Impact of Cohesion on Seismic Design of Geosynthetic-Reinforced Earth Structures

This paper calculates the thrust of lateral earth pressures exerted by unstable slopes comprised of c-phi soil and subjected to seismic (pseudostatic) loading conditions. Although the proposed method can be used for seismic stability analysis of geosynthetic-reinforced earth structures (GRESs), the formulation and results are also applicable to many other relevant earth retention systems. To study the impact of cohesion, the authors develop formulations to determine the seismic active earth pressure coefficient for c-phi soils resulting in a closed-form solution. The pseudostatic formulation considers the effect of tensile cracks, backslope inclination, and batter while assuming a log spiral failure surface. Two formulas are presented. One is for the conventional inclination of thrust. The second formulation considers a more feasible inclination of the thrust when it is likely to act against facing units with large setbacks constructed for large batter walls. The authors perform parametric studies and investigate the effects of relevant parameters. The results are compared to those obtained from an alternative limit equilibrium method and a rigorous upper-bound solution in limit analysis of plasticity.
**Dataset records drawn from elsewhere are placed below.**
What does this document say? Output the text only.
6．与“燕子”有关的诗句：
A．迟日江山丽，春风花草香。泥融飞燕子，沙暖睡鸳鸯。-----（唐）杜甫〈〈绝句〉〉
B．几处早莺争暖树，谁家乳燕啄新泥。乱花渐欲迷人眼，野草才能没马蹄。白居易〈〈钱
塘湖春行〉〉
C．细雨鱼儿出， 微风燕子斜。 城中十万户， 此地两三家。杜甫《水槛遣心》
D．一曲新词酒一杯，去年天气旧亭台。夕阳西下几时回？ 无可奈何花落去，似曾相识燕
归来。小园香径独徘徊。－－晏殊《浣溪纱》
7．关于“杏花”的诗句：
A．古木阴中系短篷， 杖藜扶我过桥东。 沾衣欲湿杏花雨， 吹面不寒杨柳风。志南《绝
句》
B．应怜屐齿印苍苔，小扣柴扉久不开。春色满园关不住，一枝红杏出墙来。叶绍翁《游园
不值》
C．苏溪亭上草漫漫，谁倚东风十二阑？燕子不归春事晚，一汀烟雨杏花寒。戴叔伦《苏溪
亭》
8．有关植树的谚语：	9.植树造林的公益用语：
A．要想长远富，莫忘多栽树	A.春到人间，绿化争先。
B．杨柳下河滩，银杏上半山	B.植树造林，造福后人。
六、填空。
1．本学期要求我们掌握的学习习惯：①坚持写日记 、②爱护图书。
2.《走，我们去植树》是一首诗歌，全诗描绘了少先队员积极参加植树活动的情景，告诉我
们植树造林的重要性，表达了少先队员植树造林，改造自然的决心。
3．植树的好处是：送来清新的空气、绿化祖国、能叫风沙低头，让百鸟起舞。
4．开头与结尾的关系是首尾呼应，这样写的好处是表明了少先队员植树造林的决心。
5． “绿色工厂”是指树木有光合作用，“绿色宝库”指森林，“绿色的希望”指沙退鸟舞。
The proposed method is used to illustrate the impact of cohesion on the seismic design of GRESs. The formulas are incorporated into a spreadsheet, thus providing a tool to assess the thrust for c-f soils. However, given the high impact of cohesion combined with the significant uncertainties related to cohesion in partially saturated soils during the lifespan of the structure, cohesion's design value warrants careful consideration. Consequently, cohesion should be used in design only when its value during the lifespan of the structure can be assessed with confidence or when provisions taken to prevent potential surface water infiltration will sustain a verified value of apparent cohesion. (C) 2014 American Society of Civil Engineers.